In a deft psychological touch by Stevenson, David falls into the kidnapping trap for two convincingly realistic reasons. The first is that, while Ebenezer is something of a storybook villain - a ragged, mean and miserly old man living in a run-down house - Captain Hoseason is a respectable-seeming man with polite and hospitable manners. To David, he must seem a welcome contrast to Ebenezer, to such an extent that he is eager to assume that he is a good man. The second reason is that Hoseason quietly warns David that Ebenezer “means mischief,” and invites him aboard the Covenant in order to tell him more. Thus Hoseason has all the appearance of being an ally for David against a common enemy, Ebenezer. However, David makes a serious mistake in leaving Hoseason and Ebenezer alone in conversation while going off to look at the ship. Overcome by the heat in Hoseason’s room, David is drawn instead to an essentially childish activity, which helps to blind him to the fact that his life and liberty are at risk.
The reader, in another example of foreshadowing, has been warned of the fate that awaits David on board the Covenant by hearing Ransome’s account of the brutalities of the crew and the wound that he received from Mr. Shuan.
The name of the ship, the Covenant, merits some discussion. A covenant is a one-way agreement or promise (the agreement or promise is binding on the covenanter but not on the recipient). Hoseason and the crew of the Covenant keep, and break, certain promises. In tricking David into coming aboard the ship, Hoseason breaks an unspoken covenant that was traditionally held dear in Scotland (and that Stevenson introduces later in the novel in the episode with James of the Glens) - that of hospitality to the stranger. Hoseason offers David “a bowl” of food or drink, tobacco, or anything he wishes, but he dishonors this covenant because his real motive is to lure David into his power. Hoseason also breaks the implicit covenant of common humanity that should prevent him from doing harm to David, who is little more than a boy. But neither of these spiritual covenants have any power over Hoseason because he has signed a worldly covenant with Ebenezer: to sell David into white slavery in the Carolinas. This is the one covenant that he intends to keep. It is governed by greed, not by humanity.

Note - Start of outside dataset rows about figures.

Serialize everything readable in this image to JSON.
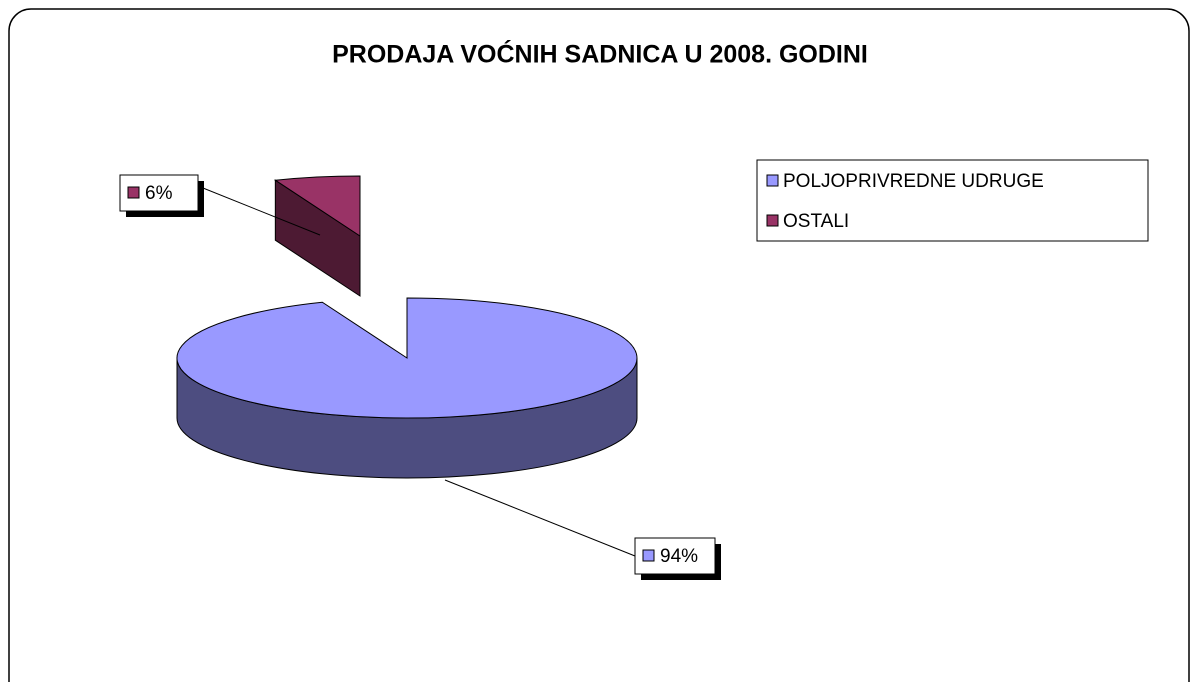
{
  "chart_data": {
    "type": "pie",
    "title": "PRODAJA VOĆNIH SADNICA U 2008. GODINI",
    "categories": [
      "POLJOPRIVREDNE UDRUGE",
      "OSTALI"
    ],
    "values": [
      94,
      6
    ],
    "value_labels": [
      "94%",
      "6%"
    ],
    "colors": [
      "#9999ff",
      "#993366"
    ],
    "legend": "right"
  }
}
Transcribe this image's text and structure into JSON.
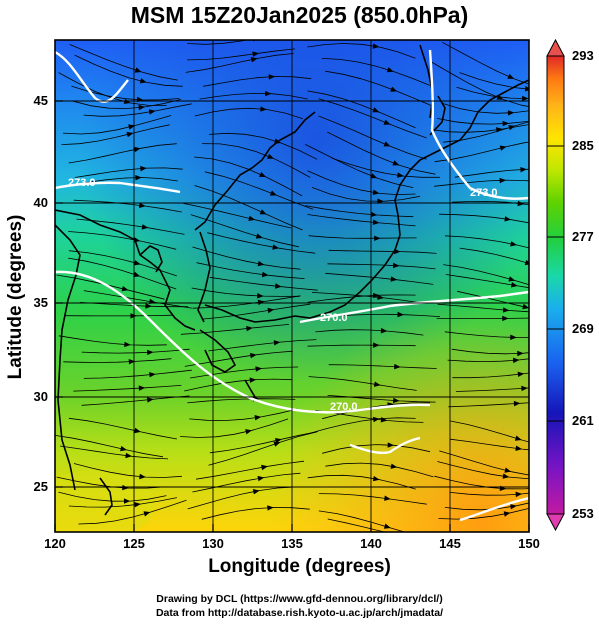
{
  "title": "MSM 15Z20Jan2025 (850.0hPa)",
  "axes": {
    "xlabel": "Longitude (degrees)",
    "ylabel": "Latitude (degrees)",
    "xticks": [
      "120",
      "125",
      "130",
      "135",
      "140",
      "145",
      "150"
    ],
    "yticks": [
      "25",
      "30",
      "35",
      "40",
      "45"
    ]
  },
  "colorbar": {
    "ticks": [
      "293",
      "285",
      "277",
      "269",
      "261",
      "253"
    ],
    "colors": [
      "#e02828",
      "#ff7a12",
      "#ffb518",
      "#ffe500",
      "#bfe600",
      "#5fd200",
      "#22cf40",
      "#1ad8a8",
      "#1ab0ec",
      "#1a62f0",
      "#1515b8",
      "#7a14c4",
      "#c21aa0"
    ]
  },
  "contour_labels": [
    "273.0",
    "273.0",
    "270.0",
    "270.0"
  ],
  "credits": {
    "line1": "Drawing by DCL (https://www.gfd-dennou.org/library/dcl/)",
    "line2": "Data from http://database.rish.kyoto-u.ac.jp/arch/jmadata/"
  },
  "map": {
    "lon_range": [
      120,
      150
    ],
    "lat_range": [
      22.5,
      47.5
    ],
    "field": "temperature (K) with wind streamlines"
  }
}
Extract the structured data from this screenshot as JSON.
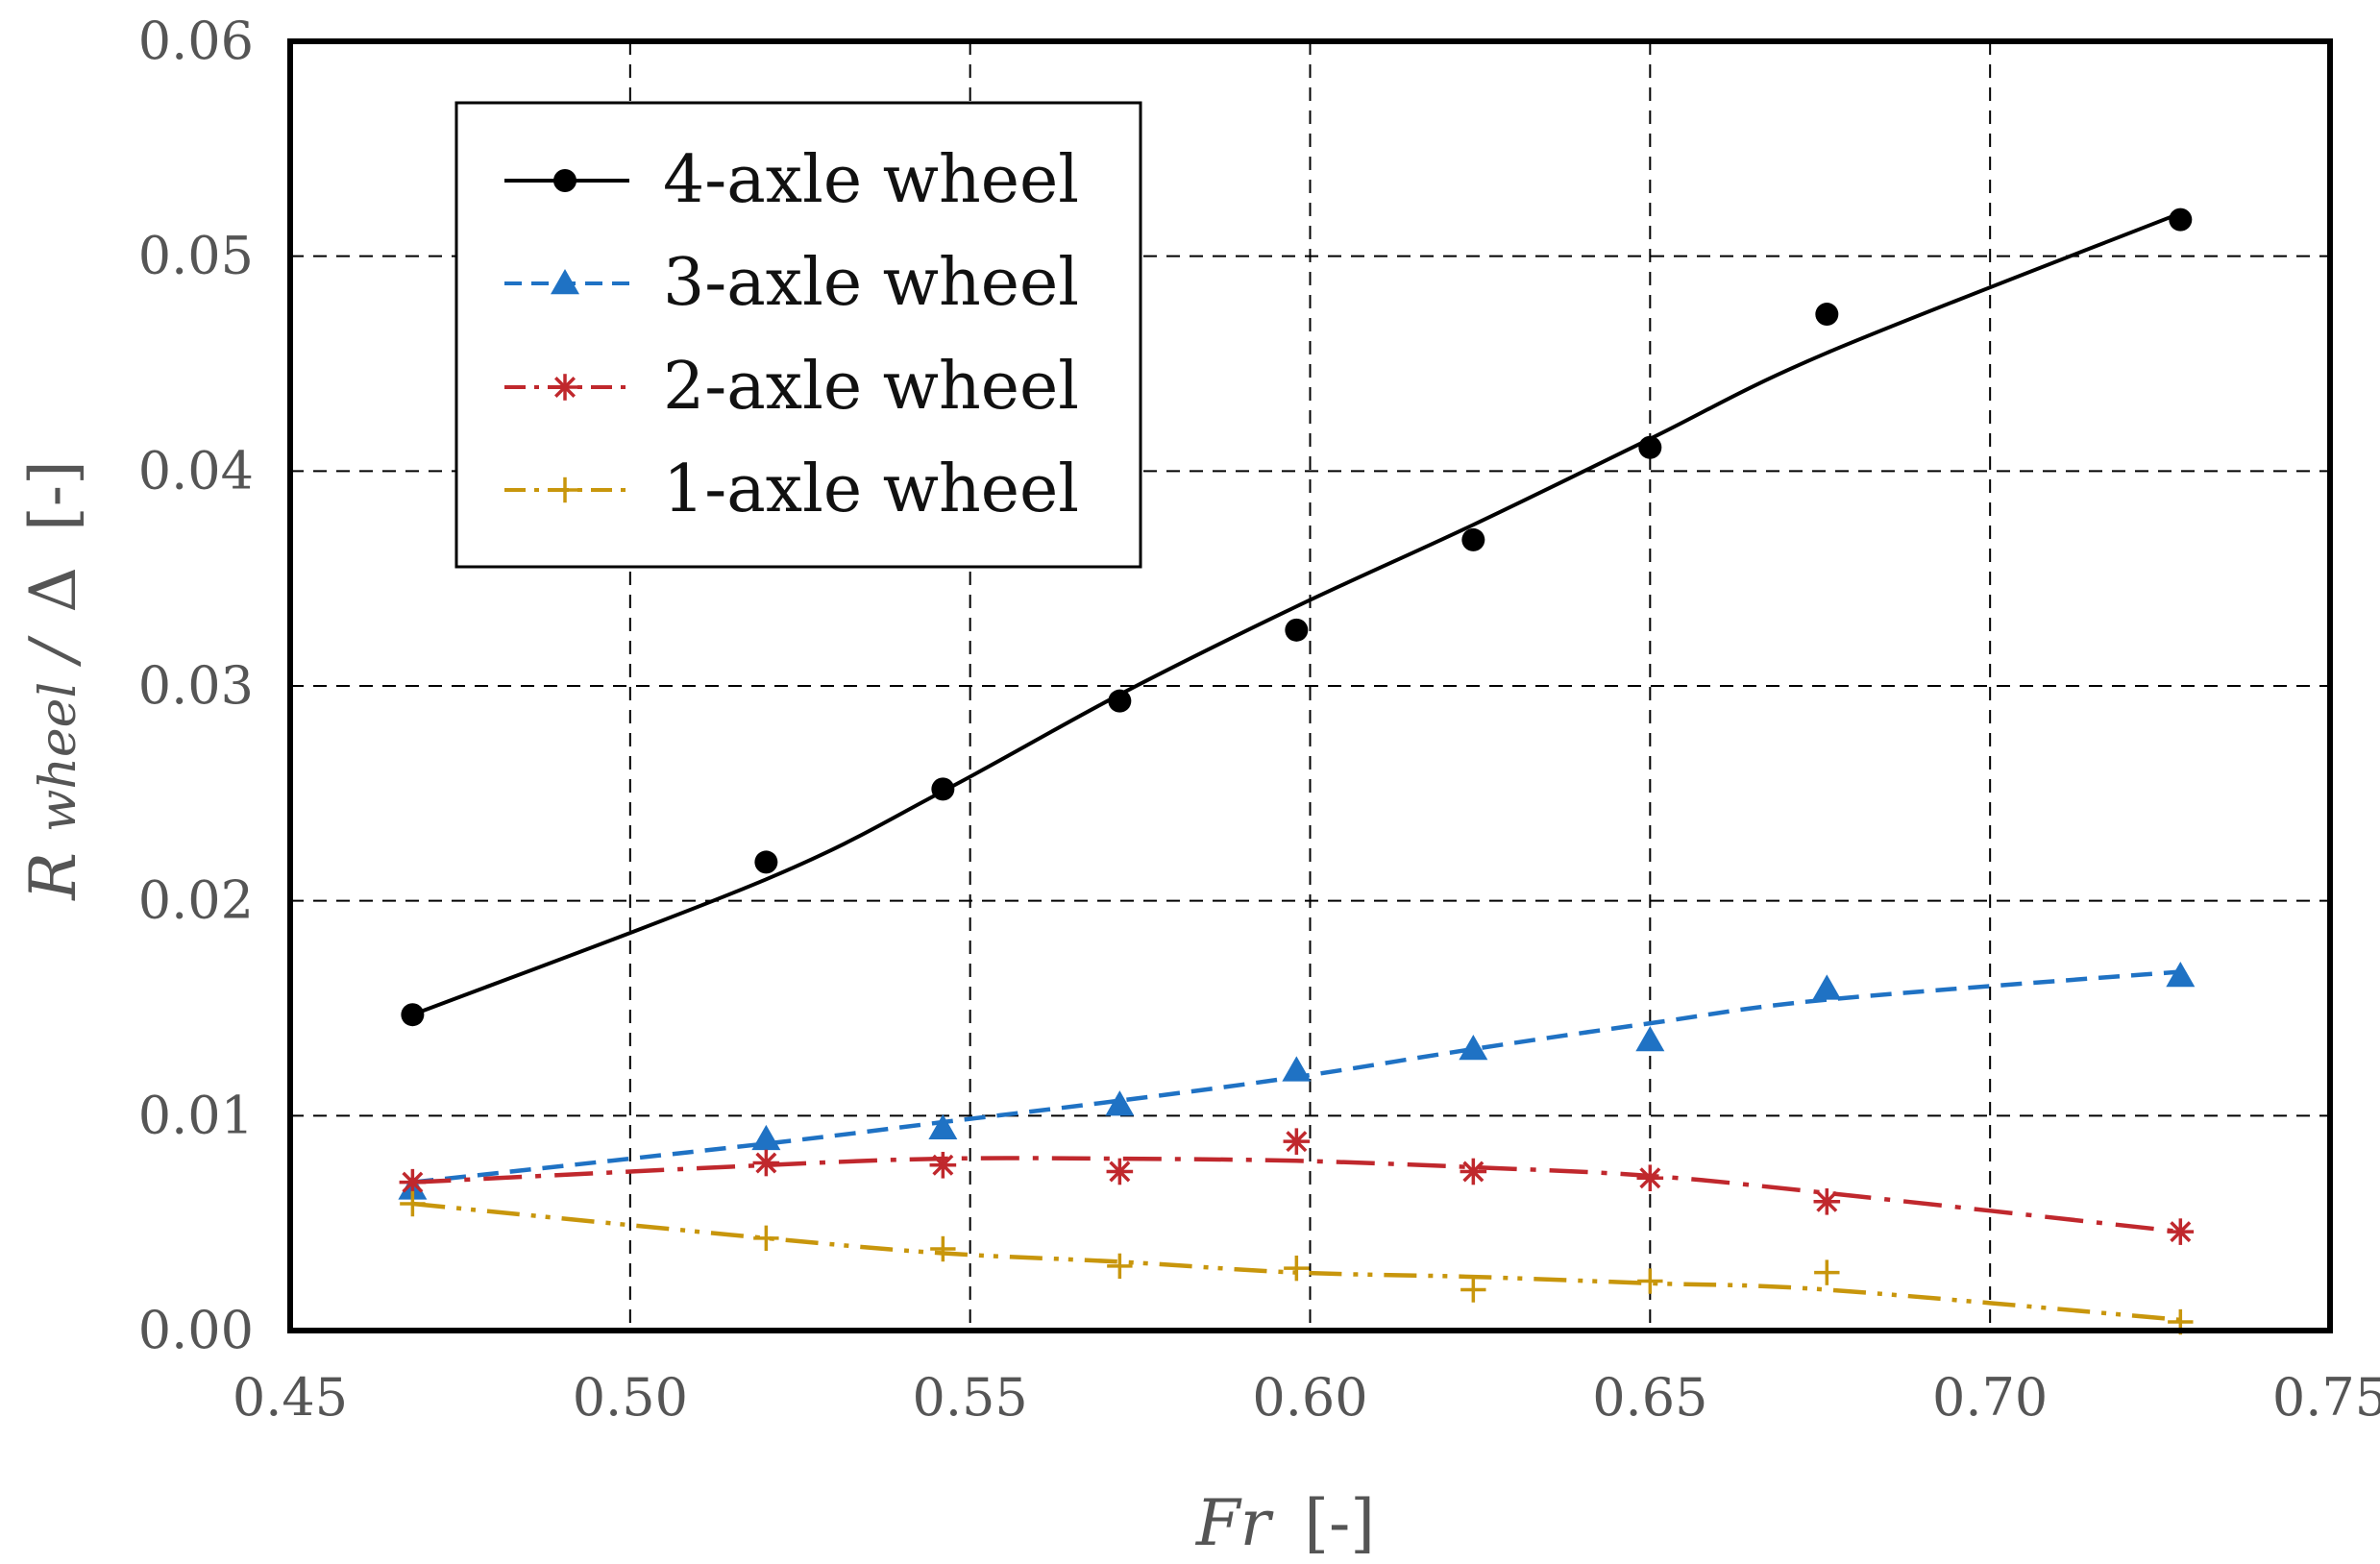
{
  "chart_data": {
    "type": "line",
    "title": "",
    "xlabel": {
      "symbol": "Fr",
      "unit": "[-]"
    },
    "ylabel": {
      "symbol": "R",
      "subscript": "wheel",
      "divider": "/",
      "delta": "Δ",
      "unit": "[-]"
    },
    "xlim": [
      0.45,
      0.75
    ],
    "ylim": [
      0.0,
      0.06
    ],
    "x_ticks": [
      0.45,
      0.5,
      0.55,
      0.6,
      0.65,
      0.7,
      0.75
    ],
    "x_tick_labels": [
      "0.45",
      "0.50",
      "0.55",
      "0.60",
      "0.65",
      "0.70",
      "0.75"
    ],
    "y_ticks": [
      0.0,
      0.01,
      0.02,
      0.03,
      0.04,
      0.05,
      0.06
    ],
    "y_tick_labels": [
      "0.00",
      "0.01",
      "0.02",
      "0.03",
      "0.04",
      "0.05",
      "0.06"
    ],
    "grid": true,
    "legend_position": "top-left",
    "x": [
      0.468,
      0.52,
      0.546,
      0.572,
      0.598,
      0.624,
      0.65,
      0.676,
      0.728
    ],
    "series": [
      {
        "name": "4-axle wheel",
        "color": "#000000",
        "marker": "circle",
        "line_style": "solid",
        "values": [
          0.0147,
          0.0218,
          0.0252,
          0.0293,
          0.0326,
          0.0368,
          0.0411,
          0.0473,
          0.0517
        ],
        "fit_values": [
          0.0147,
          0.021,
          0.0251,
          0.0296,
          0.0337,
          0.0375,
          0.0415,
          0.0455,
          0.052
        ]
      },
      {
        "name": "3-axle wheel",
        "color": "#1f72c4",
        "marker": "triangle",
        "line_style": "dashed",
        "values": [
          0.0066,
          0.0089,
          0.0094,
          0.0105,
          0.0121,
          0.0131,
          0.0135,
          0.0159,
          0.0165
        ],
        "fit_values": [
          0.0069,
          0.0087,
          0.0097,
          0.0107,
          0.0118,
          0.0131,
          0.0143,
          0.0154,
          0.0167
        ]
      },
      {
        "name": "2-axle wheel",
        "color": "#c0282d",
        "marker": "asterisk",
        "line_style": "dashdot",
        "values": [
          0.0069,
          0.0078,
          0.0077,
          0.0074,
          0.0088,
          0.0074,
          0.0071,
          0.006,
          0.0046
        ],
        "fit_values": [
          0.0069,
          0.0077,
          0.008,
          0.008,
          0.0079,
          0.0076,
          0.0072,
          0.0064,
          0.0046
        ]
      },
      {
        "name": "1-axle wheel",
        "color": "#c8960c",
        "marker": "plus",
        "line_style": "dashdotdot",
        "values": [
          0.0059,
          0.0043,
          0.0038,
          0.003,
          0.0029,
          0.0019,
          0.0023,
          0.0027,
          0.0004
        ],
        "fit_values": [
          0.0059,
          0.0043,
          0.0036,
          0.0032,
          0.0027,
          0.0025,
          0.0022,
          0.0019,
          0.0005
        ]
      }
    ]
  }
}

In the light of the slavery plot, it is noteworthy that Hoseason offers David various gifts from the Carolinas, such as Indian featherwork and tobacco. With these gifts, he is symbolically buying David’s liberty - and his innocence. Hoseason here takes on something of the flavor of the devil in a morality play, who tempts man with promises of worldly goods in exchange for his soul.
The name of Ransome, too, has symbolic resonance. The cabin boy has ransomed (exchanged) his innocence for the dubious rewards of his job on the Covenant.